Let me try to help you out. In the real America, one you seem unfamiliar with, we actually have a system of justice, one in which innocence is presumed until proven otherwise, even of the lowest of the low. If you find that to be a poor system there's a very good chance you'd be more comfortable in a gulag somewhere over the rainbow.
Nirvana guy where do you come up with your material? Time and time again....just amazing. I am drawn to your posts like a car wreck. I know I will be both sickened and morbidly entertained.
"Our results suggest that the popular journalistic image of rich latte-drinking Democrats and poor NASCAR Republicans is a gross oversimplification," Park says. "Income varies far more within states than average income does between states, and it is these with-in-state variances that explain national voting patterns."
The bottom line, the study suggests, is that little has changed in terms of income's general influence on individual voting patterns: in every presidential election since 1952, the richer a voter is, the more likely that voter is to vote Republican, regardless of ethnicity, sex, education or age.
What's changing, the researchers argue, is how differences in income are playing out at the county and state levels.
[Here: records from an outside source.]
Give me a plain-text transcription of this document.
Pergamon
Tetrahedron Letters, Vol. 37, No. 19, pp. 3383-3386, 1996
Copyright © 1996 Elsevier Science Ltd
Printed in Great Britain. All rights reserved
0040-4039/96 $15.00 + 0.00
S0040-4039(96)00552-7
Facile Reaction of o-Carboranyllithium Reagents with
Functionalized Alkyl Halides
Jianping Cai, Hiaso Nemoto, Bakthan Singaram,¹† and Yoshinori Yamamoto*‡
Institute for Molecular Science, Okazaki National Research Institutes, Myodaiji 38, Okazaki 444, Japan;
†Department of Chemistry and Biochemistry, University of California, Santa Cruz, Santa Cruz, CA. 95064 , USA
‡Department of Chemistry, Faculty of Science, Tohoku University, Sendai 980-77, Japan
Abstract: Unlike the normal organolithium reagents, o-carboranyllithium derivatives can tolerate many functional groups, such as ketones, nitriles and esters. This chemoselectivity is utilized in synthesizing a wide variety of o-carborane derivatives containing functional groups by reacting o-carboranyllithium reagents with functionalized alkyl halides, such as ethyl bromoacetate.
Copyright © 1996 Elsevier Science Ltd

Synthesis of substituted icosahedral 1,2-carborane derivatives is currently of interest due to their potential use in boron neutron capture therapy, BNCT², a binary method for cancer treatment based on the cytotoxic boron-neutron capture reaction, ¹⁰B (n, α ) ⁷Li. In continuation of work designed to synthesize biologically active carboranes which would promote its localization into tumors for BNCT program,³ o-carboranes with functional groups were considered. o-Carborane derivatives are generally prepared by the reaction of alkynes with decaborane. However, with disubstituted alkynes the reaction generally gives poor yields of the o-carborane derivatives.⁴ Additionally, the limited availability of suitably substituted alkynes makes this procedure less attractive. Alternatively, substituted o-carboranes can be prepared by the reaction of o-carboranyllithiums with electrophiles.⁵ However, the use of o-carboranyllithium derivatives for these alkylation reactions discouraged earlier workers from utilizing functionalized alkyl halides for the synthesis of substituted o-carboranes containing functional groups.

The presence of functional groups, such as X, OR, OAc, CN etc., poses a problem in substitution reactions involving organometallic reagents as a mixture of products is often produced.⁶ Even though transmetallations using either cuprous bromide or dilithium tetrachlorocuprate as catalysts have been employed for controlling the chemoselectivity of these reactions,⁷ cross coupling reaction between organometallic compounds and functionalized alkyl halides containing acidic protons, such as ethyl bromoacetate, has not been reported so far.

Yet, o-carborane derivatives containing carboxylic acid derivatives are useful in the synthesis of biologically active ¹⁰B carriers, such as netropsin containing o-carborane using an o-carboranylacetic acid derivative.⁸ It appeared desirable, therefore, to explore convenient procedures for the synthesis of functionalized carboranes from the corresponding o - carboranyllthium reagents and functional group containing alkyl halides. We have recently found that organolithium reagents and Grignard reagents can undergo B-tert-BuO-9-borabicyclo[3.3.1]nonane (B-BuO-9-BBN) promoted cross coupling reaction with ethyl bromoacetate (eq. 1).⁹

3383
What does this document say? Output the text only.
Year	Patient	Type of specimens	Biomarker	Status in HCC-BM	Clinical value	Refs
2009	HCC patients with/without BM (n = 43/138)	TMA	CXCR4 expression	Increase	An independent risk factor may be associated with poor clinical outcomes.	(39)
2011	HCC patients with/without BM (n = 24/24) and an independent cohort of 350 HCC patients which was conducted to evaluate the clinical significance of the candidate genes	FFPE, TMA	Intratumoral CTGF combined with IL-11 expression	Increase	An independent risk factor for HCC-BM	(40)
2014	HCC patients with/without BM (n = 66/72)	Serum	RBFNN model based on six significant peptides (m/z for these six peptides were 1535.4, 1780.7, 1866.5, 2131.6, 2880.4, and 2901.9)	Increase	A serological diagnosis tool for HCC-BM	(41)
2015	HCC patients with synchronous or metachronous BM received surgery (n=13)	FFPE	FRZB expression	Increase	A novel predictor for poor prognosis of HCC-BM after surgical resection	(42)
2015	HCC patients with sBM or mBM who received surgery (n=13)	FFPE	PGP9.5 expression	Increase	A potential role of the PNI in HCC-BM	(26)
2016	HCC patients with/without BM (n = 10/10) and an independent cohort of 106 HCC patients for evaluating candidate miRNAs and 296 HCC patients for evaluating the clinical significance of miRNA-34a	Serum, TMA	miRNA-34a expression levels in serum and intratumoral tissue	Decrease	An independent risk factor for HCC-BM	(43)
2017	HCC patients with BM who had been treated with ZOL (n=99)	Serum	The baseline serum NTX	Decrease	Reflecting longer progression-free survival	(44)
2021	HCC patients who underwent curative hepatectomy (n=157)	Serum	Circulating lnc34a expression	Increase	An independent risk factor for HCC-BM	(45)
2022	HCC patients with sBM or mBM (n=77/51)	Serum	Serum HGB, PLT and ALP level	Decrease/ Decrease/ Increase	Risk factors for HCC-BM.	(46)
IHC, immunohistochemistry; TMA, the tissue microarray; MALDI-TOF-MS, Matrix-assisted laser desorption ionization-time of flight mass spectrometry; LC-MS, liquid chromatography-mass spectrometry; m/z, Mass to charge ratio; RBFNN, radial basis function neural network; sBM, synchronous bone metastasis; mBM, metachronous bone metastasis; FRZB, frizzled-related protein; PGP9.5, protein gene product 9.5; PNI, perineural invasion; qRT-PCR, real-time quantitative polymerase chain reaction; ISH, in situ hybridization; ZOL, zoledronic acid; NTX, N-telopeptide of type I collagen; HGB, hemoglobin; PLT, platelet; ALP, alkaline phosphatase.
A key finding is that relative income is a much stronger predictor of voting preferences in poor states than it is in rich states.
"We find that income matters more in 'red' America than in 'blue' America," the researchers explain. "In poor states, rich people are much more likely than poor people to vote for the Republican presidential candidate, but in rich states (such as Connecticut), income has a very low correlation with vote preference."
In Connecticut, one of the nation's richer states, researchers found little difference between the voting patterns of the state's richest and poorest residents. In Mississippi, the nation's poorest state, they found dramatic income-related differences, with rich voters twice as likely as poor to vote Republican.
What do you mean by "cannot earm more than their employees? Do you have a link to this law?